Я молчал и смотрел в окно на море. Сердце у меня страшно
забилось.
— Владимир Иваныч, — сказала она тихо и прерывисто дыша; ей
тяжело было говорить. — Владимир Иваныч, если вы сами не верите
в дело, если вы уже не думаете вернуться к нему, то зачем...
зачем вы тащили меня из Петербурга? Зачем обещали и зачем
возбудили во мне сумасшедшие надежды? Убеждения ваши изменились,
вы стали другим человеком, и никто не винит вас в этом —
убеждения не всегда в нашей власти, но... но, Владимир Иваныч,
бога ради, зачем вы неискренни? — продолжала она тихо, подходя
ко мне. — Когда я все эти месяцы мечтала вслух, бредила,
восхищалась своими планами, перестраивала свою жизнь на новый
лад, то почему вы не говорили мне правды, а молчали или поощряли
рассказами и держали себя так, как будто вполне сочувствовали
мне? Почему? Для чего это было нужно?
— Трудно сознаваться в своем банкротстве, — проговорил я,
оборачиваясь, но не глядя на нее. — Да, я не верю, утомился, пал
духом... Тяжело быть искренним, страшно тяжело, и я молчал. Не
дай бог никому пережить то, что я пережил.
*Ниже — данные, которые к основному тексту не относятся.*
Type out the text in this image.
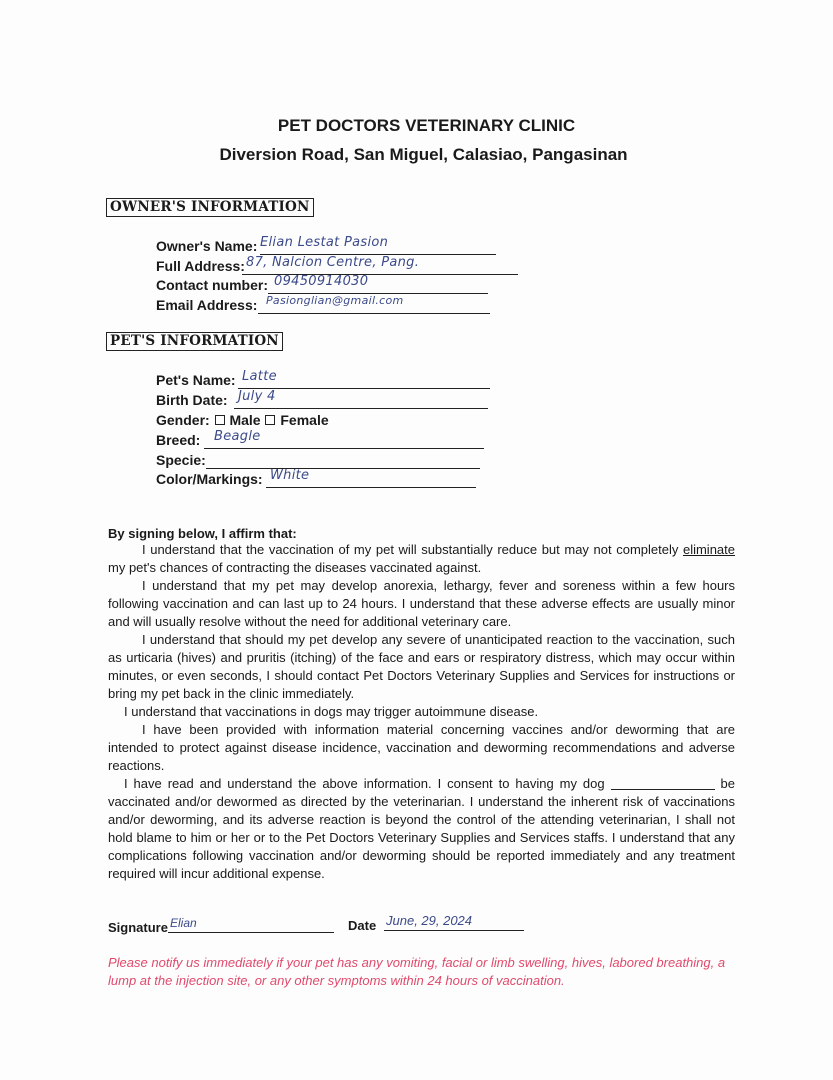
PET DOCTORS VETERINARY CLINIC
Diversion Road, San Miguel, Calasiao, Pangasinan
OWNER'S INFORMATION
Owner's Name: Elian Lestat Pasion
Full Address: 87, Nalcion Centre, Pang.
Contact number: 09450914030
Email Address: Pasionglian@gmail.com
PET'S INFORMATION
Pet's Name: Latte
Birth Date: July 4
Gender: Male Female
Breed: Beagle
Specie:
Color/Markings: White
By signing below, I affirm that:

I understand that the vaccination of my pet will substantially reduce but may not completely eliminate my pet's chances of contracting the diseases vaccinated against.

I understand that my pet may develop anorexia, lethargy, fever and soreness within a few hours following vaccination and can last up to 24 hours. I understand that these adverse effects are usually minor and will usually resolve without the need for additional veterinary care.

I understand that should my pet develop any severe of unanticipated reaction to the vaccination, such as urticaria (hives) and pruritis (itching) of the face and ears or respiratory distress, which may occur within minutes, or even seconds, I should contact Pet Doctors Veterinary Supplies and Services for instructions or bring my pet back in the clinic immediately.

I understand that vaccinations in dogs may trigger autoimmune disease.

I have been provided with information material concerning vaccines and/or deworming that are intended to protect against disease incidence, vaccination and deworming recommendations and adverse reactions.

I have read and understand the above information. I consent to having my dog	be vaccinated and/or dewormed as directed by the veterinarian. I understand the inherent risk of vaccinations and/or deworming, and its adverse reaction is beyond the control of the attending veterinarian, I shall not hold blame to him or her or to the Pet Doctors Veterinary Supplies and Services staffs. I understand that any complications following vaccination and/or deworming should be reported immediately and any treatment required will incur additional expense.

Signature Elian	Date June, 29, 2024
Please notify us immediately if your pet has any vomiting, facial or limb swelling, hives, labored breathing, a lump at the injection site, or any other symptoms within 24 hours of vaccination.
Мне показалось, что я сейчас заплачу, и я замолчал.
— Владимир Иваныч, — сказала она и взяла меня за обе руки. — Вы
много пережили и испытали, знаете больше, чем я; подумайте
серьезно и скажите: что мне делать? Научите меня. Если вы сами
уже не в силах идти и вести за собой других, то по крайней мере
укажите, куда мне идти. Согласитесь, ведь я живой, чувствующий и
рассуждающий человек. Попасть в ложное положение... играть
какую-то нелепую роль... мне это тяжело. Я не упрекаю, не
обвиняю вас, а только прошу. Принесли чай.
— Ну, что же? — спросила Зинаида Федоровна, подавая мне стакан.
— Что вы мне скажете?
— Не только свету, что в окне, — ответил я. — И кроме меня есть
люди, Зинаида Федоровна.
— Так вот укажите мне их, — живо сказала она. — Я об этом только
и прошу вас.
— И еще я хочу сказать, — продолжал я. — Служить идее можно не в
одном каком-нибудь поприще. Если ошиблись, изверились в одном,
то можно отыскать другое. Мир идей широк и неисчерпаем.
— Мир идей! — проговорила она и насмешливо поглядела мне в лицо.
— Так уж лучше мы перестанем... Что уж тут...
Она покраснела.
— Мир идей! — повторила она и отбросила салфетку в сторону, и
лицо ее приняло негодующее, брезгливое выражение. — Все эти ваши
прекрасные идеи, я вижу, сводятся к одному неизбежному,
необходимому шагу: я должна сделаться вашею любовницей. Вот что
нужно. Носиться с идеями и не быть любовницей честнейшего,
идейнейшего человека — значит не понимать идей. Надо начинать с
этого... то есть с любовницы, а остальное само приложится.
— Вы раздражены, Зинаида Федоровна, — сказал я.
— Нет, я искренна! — крикнула она, тяжело дыша. — Я искренна!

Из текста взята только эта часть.